The audit, which covered the period from July 1, 2010, to Feb. 21, 2012, did not find any major financial problems or misappropriation of public funds. However, the audit noted that the authority’s Board of Commissioners did not “institute appropriate internal controls in regards to the approval of travel to conferences.” This resulted in the payment of nearly $12,000 in “questionable” travel costs between 2010 and 2012.
The audit recommends that the authority receive reimbursement from the board members and employees for the excess travel costs, as stipulated in the report.
The audit says the $85,000 annual salary of authority accountant Cindy Gaugler was appropriate and in line with similar salaries in the city and other housing authorities in the region.

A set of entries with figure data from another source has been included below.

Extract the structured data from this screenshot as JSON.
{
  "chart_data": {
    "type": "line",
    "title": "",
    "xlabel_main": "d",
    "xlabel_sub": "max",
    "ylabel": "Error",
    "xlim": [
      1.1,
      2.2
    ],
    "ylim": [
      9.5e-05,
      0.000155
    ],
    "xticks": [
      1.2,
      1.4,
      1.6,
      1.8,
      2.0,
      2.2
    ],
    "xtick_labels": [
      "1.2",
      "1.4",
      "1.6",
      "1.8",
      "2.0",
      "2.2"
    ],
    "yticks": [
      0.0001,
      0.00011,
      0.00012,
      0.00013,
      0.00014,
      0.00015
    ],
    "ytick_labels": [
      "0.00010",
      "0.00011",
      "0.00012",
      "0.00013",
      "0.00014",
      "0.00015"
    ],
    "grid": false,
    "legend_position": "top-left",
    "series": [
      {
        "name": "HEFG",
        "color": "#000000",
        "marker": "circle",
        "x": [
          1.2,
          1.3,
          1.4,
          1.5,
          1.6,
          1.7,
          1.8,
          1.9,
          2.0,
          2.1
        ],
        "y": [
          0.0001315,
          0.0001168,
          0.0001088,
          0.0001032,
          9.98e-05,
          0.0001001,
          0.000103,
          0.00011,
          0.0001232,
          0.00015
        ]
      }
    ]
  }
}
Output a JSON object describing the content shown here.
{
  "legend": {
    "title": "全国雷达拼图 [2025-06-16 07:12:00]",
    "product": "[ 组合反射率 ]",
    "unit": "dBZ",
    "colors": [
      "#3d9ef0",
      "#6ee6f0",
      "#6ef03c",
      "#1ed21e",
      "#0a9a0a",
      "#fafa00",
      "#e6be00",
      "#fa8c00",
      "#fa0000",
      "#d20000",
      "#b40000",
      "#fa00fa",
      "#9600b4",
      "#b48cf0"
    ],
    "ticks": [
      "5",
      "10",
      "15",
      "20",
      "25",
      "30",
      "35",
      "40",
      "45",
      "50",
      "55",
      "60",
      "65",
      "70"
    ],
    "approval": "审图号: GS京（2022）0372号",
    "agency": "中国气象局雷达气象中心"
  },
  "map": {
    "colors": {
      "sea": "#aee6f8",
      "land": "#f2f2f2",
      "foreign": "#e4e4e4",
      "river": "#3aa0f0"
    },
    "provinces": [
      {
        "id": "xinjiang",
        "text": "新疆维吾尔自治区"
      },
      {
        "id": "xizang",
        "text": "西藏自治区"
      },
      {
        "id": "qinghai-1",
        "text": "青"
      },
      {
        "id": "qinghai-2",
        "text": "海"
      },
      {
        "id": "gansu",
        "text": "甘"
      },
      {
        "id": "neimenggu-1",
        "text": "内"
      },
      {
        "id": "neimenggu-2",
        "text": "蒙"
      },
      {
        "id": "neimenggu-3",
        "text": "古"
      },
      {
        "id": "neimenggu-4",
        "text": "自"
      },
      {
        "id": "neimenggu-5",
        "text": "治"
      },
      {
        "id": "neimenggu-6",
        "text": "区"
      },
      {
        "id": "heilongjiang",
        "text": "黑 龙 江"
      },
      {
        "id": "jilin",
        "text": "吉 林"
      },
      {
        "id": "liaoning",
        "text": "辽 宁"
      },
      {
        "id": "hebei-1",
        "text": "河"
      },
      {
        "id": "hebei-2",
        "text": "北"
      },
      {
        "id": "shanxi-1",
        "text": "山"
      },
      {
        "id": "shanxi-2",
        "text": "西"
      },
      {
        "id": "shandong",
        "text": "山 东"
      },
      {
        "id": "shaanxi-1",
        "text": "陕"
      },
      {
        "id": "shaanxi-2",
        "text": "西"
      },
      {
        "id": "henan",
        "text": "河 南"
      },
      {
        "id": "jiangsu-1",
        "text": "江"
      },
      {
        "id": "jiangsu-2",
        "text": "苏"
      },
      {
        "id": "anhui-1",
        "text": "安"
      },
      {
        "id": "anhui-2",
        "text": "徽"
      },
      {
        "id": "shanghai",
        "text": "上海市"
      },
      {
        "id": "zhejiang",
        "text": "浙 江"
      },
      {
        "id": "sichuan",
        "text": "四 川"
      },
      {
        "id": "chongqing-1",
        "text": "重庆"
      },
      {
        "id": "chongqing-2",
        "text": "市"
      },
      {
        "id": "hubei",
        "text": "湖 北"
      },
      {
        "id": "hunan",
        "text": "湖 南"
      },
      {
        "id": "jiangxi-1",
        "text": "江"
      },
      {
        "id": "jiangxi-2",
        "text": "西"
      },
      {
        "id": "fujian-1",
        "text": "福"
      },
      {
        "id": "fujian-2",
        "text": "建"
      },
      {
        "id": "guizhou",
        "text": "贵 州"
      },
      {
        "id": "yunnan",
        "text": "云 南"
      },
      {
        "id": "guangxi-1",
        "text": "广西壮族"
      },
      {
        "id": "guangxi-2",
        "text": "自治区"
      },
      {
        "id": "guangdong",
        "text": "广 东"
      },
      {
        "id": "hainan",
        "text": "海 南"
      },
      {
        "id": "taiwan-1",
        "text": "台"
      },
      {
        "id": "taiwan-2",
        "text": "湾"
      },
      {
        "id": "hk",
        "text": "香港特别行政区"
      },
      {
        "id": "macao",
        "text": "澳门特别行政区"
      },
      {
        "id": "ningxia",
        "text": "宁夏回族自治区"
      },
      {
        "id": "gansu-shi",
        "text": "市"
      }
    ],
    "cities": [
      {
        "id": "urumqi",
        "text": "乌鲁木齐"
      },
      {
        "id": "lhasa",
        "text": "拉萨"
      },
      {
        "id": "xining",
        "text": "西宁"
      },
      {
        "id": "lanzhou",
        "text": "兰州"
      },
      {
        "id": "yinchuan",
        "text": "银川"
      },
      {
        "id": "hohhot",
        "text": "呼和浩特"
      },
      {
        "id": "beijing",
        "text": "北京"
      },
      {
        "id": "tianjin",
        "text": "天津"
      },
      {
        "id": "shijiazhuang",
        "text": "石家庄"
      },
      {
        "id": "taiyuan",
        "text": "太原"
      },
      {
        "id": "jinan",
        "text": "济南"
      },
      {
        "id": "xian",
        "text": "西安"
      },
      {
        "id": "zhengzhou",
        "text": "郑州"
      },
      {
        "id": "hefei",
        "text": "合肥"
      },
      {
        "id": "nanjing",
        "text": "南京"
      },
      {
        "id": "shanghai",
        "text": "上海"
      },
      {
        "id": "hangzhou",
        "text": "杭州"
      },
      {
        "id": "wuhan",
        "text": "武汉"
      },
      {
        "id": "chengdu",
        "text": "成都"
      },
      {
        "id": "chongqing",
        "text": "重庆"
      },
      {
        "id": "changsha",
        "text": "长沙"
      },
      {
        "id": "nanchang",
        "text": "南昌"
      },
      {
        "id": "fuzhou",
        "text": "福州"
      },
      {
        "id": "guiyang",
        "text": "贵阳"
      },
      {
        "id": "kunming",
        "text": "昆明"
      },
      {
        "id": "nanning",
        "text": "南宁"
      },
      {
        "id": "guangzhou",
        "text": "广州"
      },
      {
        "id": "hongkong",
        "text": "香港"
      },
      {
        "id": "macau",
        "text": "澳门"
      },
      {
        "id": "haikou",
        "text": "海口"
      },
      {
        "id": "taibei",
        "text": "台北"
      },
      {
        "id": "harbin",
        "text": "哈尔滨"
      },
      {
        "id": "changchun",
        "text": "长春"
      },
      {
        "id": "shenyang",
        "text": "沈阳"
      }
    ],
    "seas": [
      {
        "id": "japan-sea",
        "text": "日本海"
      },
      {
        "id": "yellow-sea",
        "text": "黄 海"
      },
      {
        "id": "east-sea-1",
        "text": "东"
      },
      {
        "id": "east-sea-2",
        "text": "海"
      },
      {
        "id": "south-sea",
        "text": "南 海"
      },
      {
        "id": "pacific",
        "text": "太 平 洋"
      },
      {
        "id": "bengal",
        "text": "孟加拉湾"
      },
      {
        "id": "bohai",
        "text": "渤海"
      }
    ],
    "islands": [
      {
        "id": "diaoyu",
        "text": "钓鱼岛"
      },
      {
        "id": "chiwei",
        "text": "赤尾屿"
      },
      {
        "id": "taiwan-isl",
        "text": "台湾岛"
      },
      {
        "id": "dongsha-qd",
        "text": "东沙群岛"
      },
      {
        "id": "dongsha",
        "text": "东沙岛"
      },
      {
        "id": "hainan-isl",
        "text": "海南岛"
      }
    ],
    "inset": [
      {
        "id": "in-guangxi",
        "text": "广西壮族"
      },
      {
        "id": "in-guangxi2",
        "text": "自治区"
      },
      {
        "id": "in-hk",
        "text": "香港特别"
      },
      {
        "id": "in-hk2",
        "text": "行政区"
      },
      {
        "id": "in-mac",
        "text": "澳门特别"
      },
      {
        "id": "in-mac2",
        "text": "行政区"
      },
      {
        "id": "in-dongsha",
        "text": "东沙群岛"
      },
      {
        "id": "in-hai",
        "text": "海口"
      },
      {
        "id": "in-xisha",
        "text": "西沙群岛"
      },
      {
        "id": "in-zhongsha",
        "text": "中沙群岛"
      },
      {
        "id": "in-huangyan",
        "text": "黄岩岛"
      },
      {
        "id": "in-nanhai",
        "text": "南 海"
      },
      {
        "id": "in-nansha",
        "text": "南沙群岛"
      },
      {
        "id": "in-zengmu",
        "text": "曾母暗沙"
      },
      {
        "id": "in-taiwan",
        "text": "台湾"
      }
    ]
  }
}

The audit found that Spychalski’s use of an authority vehicle was authorized and in compliance with contractual provisions. The use of an authority vehicle by Spychalski had been an issue raised in the press, as was the use of Spychalski’s brother’s repair shop to repair authority vehicles. The authority stopped that arrangement early this year.

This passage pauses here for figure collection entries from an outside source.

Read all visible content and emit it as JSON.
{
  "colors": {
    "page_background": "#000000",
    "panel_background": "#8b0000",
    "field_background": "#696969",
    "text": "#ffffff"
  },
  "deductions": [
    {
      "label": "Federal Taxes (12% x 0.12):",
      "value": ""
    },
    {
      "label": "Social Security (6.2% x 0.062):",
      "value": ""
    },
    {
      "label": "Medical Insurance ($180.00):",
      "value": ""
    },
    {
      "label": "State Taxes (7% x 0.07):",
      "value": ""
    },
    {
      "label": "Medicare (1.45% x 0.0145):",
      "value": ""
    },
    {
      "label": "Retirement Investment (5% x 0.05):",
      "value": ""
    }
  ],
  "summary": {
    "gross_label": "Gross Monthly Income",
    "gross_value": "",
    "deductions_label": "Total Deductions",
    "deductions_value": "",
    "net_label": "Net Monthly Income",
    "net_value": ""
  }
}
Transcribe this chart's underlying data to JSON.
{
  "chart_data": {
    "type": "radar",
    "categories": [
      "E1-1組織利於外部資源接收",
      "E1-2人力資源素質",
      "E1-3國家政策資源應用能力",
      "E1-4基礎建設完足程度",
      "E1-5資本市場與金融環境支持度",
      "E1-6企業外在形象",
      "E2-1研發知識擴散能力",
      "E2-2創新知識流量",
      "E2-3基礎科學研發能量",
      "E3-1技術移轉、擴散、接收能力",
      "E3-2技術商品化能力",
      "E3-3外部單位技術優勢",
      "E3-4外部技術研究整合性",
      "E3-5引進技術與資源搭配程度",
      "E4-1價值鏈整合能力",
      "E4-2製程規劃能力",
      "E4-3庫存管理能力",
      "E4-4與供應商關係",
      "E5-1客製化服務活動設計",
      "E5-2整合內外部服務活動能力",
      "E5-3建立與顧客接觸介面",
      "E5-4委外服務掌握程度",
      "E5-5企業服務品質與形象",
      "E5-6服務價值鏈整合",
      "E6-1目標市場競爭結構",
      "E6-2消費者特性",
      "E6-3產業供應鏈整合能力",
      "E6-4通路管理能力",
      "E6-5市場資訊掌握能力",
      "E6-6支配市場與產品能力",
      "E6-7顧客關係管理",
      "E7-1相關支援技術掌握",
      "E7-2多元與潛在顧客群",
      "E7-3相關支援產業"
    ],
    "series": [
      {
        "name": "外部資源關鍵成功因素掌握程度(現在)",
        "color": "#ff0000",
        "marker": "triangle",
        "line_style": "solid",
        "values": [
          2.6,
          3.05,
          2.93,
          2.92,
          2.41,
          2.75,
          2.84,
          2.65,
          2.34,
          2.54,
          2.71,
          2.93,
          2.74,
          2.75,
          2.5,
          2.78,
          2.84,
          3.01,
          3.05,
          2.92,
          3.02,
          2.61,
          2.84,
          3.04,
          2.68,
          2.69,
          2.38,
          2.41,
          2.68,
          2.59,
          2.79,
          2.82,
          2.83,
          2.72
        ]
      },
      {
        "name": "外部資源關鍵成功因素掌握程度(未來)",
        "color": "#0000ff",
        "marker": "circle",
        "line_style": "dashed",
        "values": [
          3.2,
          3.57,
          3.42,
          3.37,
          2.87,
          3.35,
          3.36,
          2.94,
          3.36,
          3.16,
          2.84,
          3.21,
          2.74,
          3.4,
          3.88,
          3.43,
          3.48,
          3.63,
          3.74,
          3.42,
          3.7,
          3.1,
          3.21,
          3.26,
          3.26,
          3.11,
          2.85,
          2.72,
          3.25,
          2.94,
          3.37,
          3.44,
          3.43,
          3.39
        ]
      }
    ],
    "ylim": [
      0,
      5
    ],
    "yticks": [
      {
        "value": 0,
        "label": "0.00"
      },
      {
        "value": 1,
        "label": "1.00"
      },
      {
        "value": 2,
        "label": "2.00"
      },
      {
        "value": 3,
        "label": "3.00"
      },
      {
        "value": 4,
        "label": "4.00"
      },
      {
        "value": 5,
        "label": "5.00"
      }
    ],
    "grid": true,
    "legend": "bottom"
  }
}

Eric Weller, chairman of the authority’s Board of Commissioners, provided eight pages of responses to the audit’s findings and recommendations.
“We feel vindicated to the degree that the audit found no fiscal mismanagement or inappropriate use of public funds,” he says in the response.

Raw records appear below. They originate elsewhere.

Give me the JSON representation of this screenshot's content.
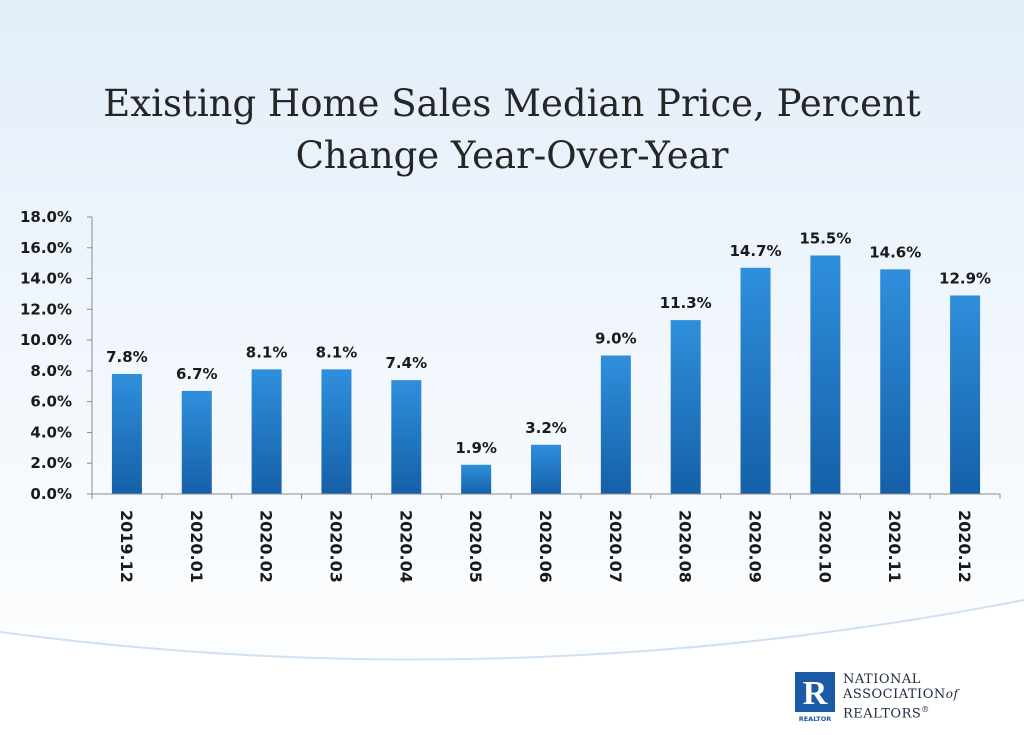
{
  "chart_data": {
    "type": "bar",
    "title_lines": [
      "Existing Home Sales Median Price, Percent",
      "Change Year-Over-Year"
    ],
    "categories": [
      "2019.12",
      "2020.01",
      "2020.02",
      "2020.03",
      "2020.04",
      "2020.05",
      "2020.06",
      "2020.07",
      "2020.08",
      "2020.09",
      "2020.10",
      "2020.11",
      "2020.12"
    ],
    "values": [
      7.8,
      6.7,
      8.1,
      8.1,
      7.4,
      1.9,
      3.2,
      9.0,
      11.3,
      14.7,
      15.5,
      14.6,
      12.9
    ],
    "data_labels": [
      "7.8%",
      "6.7%",
      "8.1%",
      "8.1%",
      "7.4%",
      "1.9%",
      "3.2%",
      "9.0%",
      "11.3%",
      "14.7%",
      "15.5%",
      "14.6%",
      "12.9%"
    ],
    "y_ticks": [
      "0.0%",
      "2.0%",
      "4.0%",
      "6.0%",
      "8.0%",
      "10.0%",
      "12.0%",
      "14.0%",
      "16.0%",
      "18.0%"
    ],
    "ylim": [
      0,
      18
    ],
    "xlabel": "",
    "ylabel": "",
    "grid": false,
    "legend": "none",
    "bar_color_top": "#2f8fdc",
    "bar_color_bottom": "#1560a8"
  },
  "logo": {
    "mark": "R",
    "mark_caption": "REALTOR",
    "line1": "NATIONAL",
    "line2": "ASSOCIATION",
    "line2_suffix": "of",
    "line3": "REALTORS",
    "line3_suffix": "®",
    "brand_color": "#1b5aa6"
  }
}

Weller, however, takes issue with other findings in the audit, including Spychalski’s pay. Authority officials have also noted that Spychalski was a project manager for the Saratoga Springs Housing Authority before he was named executive director.
When he was named executive director, the project manager position was not filled, and Spychalski performs both duties, they said.
“On the issue of the director’s total salary, this is an issue more complex in reality than may appear on the surface because of the vagueness in [the U.S. Department of Housing and Urban Development’s] most recent advisory on salary caps for executive directors, based solely on agency size as measured by the number of housing units under his administration,” Weller writes.
The suggested salary for Spychalski under these guidelines is capped at $125,000 per year. Weller said Spychalski and the authority have a contractual agreement on his salary and holding him to a federal salary cap could lead to litigation.
Weller also took exception to the recommendation that the authority Board of Commissioners should audit all bills before they are paid. The auditors tested 75 vendor payments totalling $449,333 and found the claims were nearly always paid without any review by board members.
Weller said the executive director and authority accountant review all these bills before they are paid. Weller said the board reviews all vendor payments and asks questions about them, but not before the bills are paid.
He said the volunteer authority board meets once a month, while bills come in daily and must be paid on a regular basis. He said they are appropriately reviewed and paid by the authority’s paid administrative staff.
During the discussion of the authority over the past year, the issue of Spychalski’s son and daughter being on the payroll led to allegations of nepotism. The son was hired as a laborer by the previous executive director in 2005, and no waiver was required in the federal nepotism regulations, the audit said. The son resigned from his position early this year.
The audit also finds that the hiring of the daughter in 2009 was appropriate and complied with Civil Service Law and that HUD, after an investigation, granted a waiver for her hiring in April.